Os 15 homens, de 58 a 79 anos, receberam uma injeção intravenosa de nanopartículas de ouro. No dia seguinte, os médicos identificaram suas lesões cancerosas por ressonância magnética e as iluminaram com um determinado comprimento de onda. Ao esquentarem de maneira seletiva, as nanopartículas acumuladas no tumor destruíram as células malignas, com exceção de dois casos, que os autores atribuem a uma má colocação do cateter com tecnologia laser.
O urologista Ardeshir Rastinehad, que aplicou a técnica no Hospital Monte Sinai de Nova York, acha que o tratamento com nanopartículas de ouro pode “preservar a qualidade de vida do paciente ao reduzir efeitos secundários não desejados, como a disfunção erétil e as perdas de urina”, que aparecem em alguns pacientes após a cirurgia de próstata e a radioterapia.
“É uma estratégia muito interessante, mas está em um estado muito prematuro”, opina o oncologista David Olmos
“É uma estratégia muito interessante, promissora, mas está em um estado muito prematuro”, opina o oncologista David Olmos, que não participou do estudo. O pesquisador espanhol frisa que os 15 pacientes apresentavam tumores de baixo risco com taxas de cura de mais de 90% com radioterapia e cirurgia. “É uma prova do conceito de que é uma estratégia viável, mas só um ano não nos dá segurança sobre seu potencial clínico”, diz Olmos, do Centro Nacional de Pesquisas Oncológicas (CNIO).
Outro fator limitante, como diz Olmos, é que para iluminar as nanopartículas primeiro é preciso identificar com precisão onde exatamente está o câncer na próstata, uma glândula do tamanho de uma noz que cerca uma parte da uretra. Até as técnicas mais sofisticadas de ressonância magnética multiparamétrica podem não detectar algumas lesões, alerta Olmos. “A aplicabilidade ainda está distante”, afirma.

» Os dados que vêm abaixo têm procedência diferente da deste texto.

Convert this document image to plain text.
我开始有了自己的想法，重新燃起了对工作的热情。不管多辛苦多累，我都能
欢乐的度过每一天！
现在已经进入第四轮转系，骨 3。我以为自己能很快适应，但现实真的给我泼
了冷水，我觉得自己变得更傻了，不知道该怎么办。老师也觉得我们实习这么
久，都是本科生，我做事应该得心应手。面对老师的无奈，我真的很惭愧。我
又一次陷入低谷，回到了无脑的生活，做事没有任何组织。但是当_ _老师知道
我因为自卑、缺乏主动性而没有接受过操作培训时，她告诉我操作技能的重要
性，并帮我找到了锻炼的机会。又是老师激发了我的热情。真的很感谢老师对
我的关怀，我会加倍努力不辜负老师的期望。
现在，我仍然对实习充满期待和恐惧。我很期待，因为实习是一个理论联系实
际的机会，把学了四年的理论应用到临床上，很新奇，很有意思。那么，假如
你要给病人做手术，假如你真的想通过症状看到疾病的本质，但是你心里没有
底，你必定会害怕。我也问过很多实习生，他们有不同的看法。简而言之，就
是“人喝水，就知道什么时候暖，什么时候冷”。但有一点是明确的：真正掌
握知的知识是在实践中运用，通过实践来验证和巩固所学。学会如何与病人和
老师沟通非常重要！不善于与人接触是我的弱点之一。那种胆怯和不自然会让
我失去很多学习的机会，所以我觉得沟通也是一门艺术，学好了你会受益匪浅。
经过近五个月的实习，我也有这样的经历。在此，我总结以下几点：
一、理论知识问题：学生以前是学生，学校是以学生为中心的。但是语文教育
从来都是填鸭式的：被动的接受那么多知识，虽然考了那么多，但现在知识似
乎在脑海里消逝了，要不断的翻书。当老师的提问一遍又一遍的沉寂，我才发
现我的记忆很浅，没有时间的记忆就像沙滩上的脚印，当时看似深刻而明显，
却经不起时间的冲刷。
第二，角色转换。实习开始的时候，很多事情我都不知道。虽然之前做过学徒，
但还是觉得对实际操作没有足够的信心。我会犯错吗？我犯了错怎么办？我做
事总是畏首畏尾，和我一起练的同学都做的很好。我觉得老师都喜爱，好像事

Naomi Halas e Jennifer West fundaram no começo do século XXI a Nanospectra Biosciences, uma empresa com sede em Houston para desenvolver sua tecnologia e levá-la ao consultório. Seu diretor geral, David Jorden, está otimista. Espera poder apresentar em 2021 os resultados de 100 pacientes à FDA, a agência que regulamenta os tratamentos médicos nos EUA.
O executivo reconhece que sua terapia depende da “obtenção de imagens de alta qualidade” e que é cedo para falar de cura dos pacientes com câncer de próstata, um tumor de progressão muito lenta. Sua pesquisa, já com 45 voluntários recrutados, continua em andamento. O próximo passo, afirma, será provar sua estratégia em outros tipos de câncer acessíveis com luz laser, como o tumor maligno de tiroides, o de retina e o melanoma.